Add function calling/tools to cmd-L

Ability to add user’s own functions to GPT-3.5/4. This could be as simple has adding @tool:build. Where “build” is user created Python func. This can be implemented along

With this developers can build custom narrow code generation agents on top of Cursor.

3 Likes

+1 for this ability to set custom tools, functions and APIs that Cursor would have access to.

for inspiration, i think that superagent has done a great job of this with their app, there are a number of API/tool types that the user can choose from (Superagent Cloud), and the user can configure each one. some just require a name, others API credentials to an external service, others a specific function or json data structure.

this would be particularly valuable for giving cursor access to “code that writes code”

  1. the new “@web” tool is highly understated and should be accompanied by huge fanfare. now cursor can replace Bing and Perplexity. way to go!

  2. i just want to bump up this idea of adding custom tools to Cursor. i think it’s fine to stick with with the openai function-calling schema, which i think more people are getting used to with the release of the custom GPTs / GPT Store.

3 Likes

This is really interesting. I can’t promise we’ll get to this in the near feature but I’d love to hear more!

Could you give me an example of the types of tools you’d like to implemented using function calling?

This would really help me understand the underlying workflow improvement you’re aiming for.

1 Like

the “minimum viable feature” would be the ability to add a tool using the openai function-calling schema and @ it, just like i @ docs, web, etc.

i would be fine if the tool had to be python, had to be explicitly referenced, and only worked in interpreter mode.

(in other words, it’s ok if cursor isn’t smart enough to choose the right tool for the query, even though that should be possible with the openai models.)

some things that come to mind immediately:

  • search apis that are not the default “web”, such as tavily, perplexity, amazon product api, etc.
  • calculations where the llm just needs the answer from an input, which could be extended to things like table/sql lookups, hash tables, inventories, etc. even if the data or code for the calculation were in the codebase, you don’t want the llm to try to find this with the default top k retriever, or try to invent its own way to do the computation.
  • internal/custom APIs.

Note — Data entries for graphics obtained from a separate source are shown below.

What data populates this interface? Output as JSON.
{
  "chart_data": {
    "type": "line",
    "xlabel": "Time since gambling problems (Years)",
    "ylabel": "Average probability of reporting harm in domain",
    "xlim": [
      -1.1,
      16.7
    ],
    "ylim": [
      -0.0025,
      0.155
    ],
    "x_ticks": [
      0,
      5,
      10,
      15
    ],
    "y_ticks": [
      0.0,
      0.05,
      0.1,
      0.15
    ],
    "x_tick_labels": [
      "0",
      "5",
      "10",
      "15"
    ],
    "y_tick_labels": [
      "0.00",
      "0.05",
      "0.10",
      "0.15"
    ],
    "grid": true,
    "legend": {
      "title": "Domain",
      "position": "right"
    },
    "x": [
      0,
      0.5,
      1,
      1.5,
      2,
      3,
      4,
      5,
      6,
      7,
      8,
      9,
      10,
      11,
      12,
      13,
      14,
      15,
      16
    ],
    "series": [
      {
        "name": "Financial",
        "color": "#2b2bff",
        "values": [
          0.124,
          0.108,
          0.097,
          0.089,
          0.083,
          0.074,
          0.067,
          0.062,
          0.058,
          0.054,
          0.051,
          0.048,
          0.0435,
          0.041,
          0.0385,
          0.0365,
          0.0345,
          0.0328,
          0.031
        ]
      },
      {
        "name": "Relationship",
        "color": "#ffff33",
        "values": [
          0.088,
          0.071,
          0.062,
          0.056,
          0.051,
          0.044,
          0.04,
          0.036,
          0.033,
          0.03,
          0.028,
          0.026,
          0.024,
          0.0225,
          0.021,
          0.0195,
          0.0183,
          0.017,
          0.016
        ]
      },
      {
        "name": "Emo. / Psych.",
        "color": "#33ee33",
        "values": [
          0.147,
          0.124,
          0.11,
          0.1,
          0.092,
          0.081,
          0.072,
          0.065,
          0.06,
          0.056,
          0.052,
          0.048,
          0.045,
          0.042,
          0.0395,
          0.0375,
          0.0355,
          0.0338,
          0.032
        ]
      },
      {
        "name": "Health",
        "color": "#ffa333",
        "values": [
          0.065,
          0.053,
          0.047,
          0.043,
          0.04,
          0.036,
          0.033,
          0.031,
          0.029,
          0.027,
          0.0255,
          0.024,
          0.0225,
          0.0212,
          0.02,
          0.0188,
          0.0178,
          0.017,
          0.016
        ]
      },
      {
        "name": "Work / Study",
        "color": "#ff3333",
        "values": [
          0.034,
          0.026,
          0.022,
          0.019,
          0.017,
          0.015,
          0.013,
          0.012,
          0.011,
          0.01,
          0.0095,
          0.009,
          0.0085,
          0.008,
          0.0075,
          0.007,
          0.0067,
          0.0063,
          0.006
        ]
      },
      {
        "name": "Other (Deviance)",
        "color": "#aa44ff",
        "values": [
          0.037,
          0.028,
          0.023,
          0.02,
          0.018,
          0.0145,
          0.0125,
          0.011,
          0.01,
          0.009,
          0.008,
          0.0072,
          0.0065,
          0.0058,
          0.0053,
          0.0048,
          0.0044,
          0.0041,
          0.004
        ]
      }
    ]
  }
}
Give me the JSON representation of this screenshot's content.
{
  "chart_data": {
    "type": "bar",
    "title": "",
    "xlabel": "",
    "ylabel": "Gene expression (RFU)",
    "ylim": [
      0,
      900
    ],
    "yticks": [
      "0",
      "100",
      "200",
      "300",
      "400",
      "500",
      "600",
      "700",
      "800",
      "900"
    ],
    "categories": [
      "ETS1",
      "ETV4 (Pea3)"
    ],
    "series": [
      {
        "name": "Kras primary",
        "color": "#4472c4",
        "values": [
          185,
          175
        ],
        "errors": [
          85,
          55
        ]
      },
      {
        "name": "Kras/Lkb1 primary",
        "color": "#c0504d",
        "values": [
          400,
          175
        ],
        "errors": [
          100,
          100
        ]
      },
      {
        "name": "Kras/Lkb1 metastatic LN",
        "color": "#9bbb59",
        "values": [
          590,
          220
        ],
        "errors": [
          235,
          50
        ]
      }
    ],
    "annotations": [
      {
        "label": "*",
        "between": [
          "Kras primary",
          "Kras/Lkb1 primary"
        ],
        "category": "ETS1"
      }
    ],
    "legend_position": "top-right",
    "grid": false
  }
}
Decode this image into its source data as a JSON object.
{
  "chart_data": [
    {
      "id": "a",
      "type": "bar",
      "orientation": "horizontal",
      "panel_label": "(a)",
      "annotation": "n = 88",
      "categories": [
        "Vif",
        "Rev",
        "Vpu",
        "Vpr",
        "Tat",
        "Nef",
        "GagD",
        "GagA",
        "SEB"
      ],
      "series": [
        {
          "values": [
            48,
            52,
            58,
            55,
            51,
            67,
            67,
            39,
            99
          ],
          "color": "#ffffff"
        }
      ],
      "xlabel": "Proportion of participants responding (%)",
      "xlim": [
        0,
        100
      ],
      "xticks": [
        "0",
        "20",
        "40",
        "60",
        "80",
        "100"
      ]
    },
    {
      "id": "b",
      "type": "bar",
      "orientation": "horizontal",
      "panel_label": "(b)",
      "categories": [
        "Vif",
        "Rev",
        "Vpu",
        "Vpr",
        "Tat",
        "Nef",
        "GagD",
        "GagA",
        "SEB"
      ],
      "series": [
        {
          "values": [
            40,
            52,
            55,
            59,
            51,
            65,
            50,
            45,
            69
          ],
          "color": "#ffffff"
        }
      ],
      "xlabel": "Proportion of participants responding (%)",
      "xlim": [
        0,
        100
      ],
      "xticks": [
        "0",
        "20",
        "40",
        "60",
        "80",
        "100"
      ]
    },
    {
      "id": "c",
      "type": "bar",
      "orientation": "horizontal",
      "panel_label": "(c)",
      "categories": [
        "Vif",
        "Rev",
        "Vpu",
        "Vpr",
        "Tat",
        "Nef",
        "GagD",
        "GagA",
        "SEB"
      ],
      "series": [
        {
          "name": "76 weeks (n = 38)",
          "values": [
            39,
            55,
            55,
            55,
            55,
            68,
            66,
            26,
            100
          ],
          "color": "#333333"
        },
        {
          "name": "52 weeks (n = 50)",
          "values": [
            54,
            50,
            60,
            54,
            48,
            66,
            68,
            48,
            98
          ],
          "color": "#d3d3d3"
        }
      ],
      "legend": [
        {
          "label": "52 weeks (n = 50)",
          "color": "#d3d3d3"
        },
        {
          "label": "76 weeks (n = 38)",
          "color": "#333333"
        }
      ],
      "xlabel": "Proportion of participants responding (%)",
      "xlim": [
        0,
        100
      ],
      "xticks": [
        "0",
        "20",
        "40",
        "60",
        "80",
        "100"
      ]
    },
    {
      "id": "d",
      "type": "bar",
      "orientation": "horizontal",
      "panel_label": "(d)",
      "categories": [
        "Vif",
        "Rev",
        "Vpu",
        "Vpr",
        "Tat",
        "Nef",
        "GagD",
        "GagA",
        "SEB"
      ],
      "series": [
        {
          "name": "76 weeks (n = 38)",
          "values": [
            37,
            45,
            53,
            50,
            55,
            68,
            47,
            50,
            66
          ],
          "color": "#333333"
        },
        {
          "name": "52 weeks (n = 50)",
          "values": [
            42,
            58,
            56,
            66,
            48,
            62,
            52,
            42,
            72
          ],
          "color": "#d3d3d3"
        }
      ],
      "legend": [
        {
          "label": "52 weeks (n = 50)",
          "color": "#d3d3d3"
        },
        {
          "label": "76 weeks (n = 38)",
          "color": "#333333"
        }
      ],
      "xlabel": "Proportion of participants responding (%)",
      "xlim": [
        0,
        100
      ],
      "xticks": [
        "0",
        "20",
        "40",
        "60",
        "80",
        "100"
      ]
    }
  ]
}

I have a bunch of endpoints that i might want to ping, for example to return a stripe link to sell you X kg of CO2 offsets (for https://poe.com/OffsetMonster ) or to return an AR-viewable object from an image (for https://poe.com/Image2AR). these are trivial to add as openai functions from the json structure.
  • code that writes code. this could be really powerful - you have some function that writes code from some given inputs. instead of needing to pray that cursor doesn’t make a mistake, then debug it iteratively, you just give it the function to use for that portion of the code.
  • call other llms. now this is very meta and starts to get cursor into more agentic territory. it would also be a lightweight way for the cursor team to fend off requests for supporting every new model that seems decent at coding. you can tell your users - “if you want to call another llm, write your own function for it.”
    • example prompt: “use @groq to write the initial code for feature foo, and review it before suggesting the code change to me.”
2 Likes

I was just yesterday tinkering with the shell_gpt (github) LLM utility tool for CLI and it has support for tool use. One concrete example of tool that I created was JSON schema inferring. I could see the utility of being able to create tools such as that and inform Cursor about them so it could make use of those user-written tools where applicable.

+1 for this because it might enable powerful innovative features coming from the users themselves.

1 Like

lol, this made my day. thank you for sharing and “live forever!”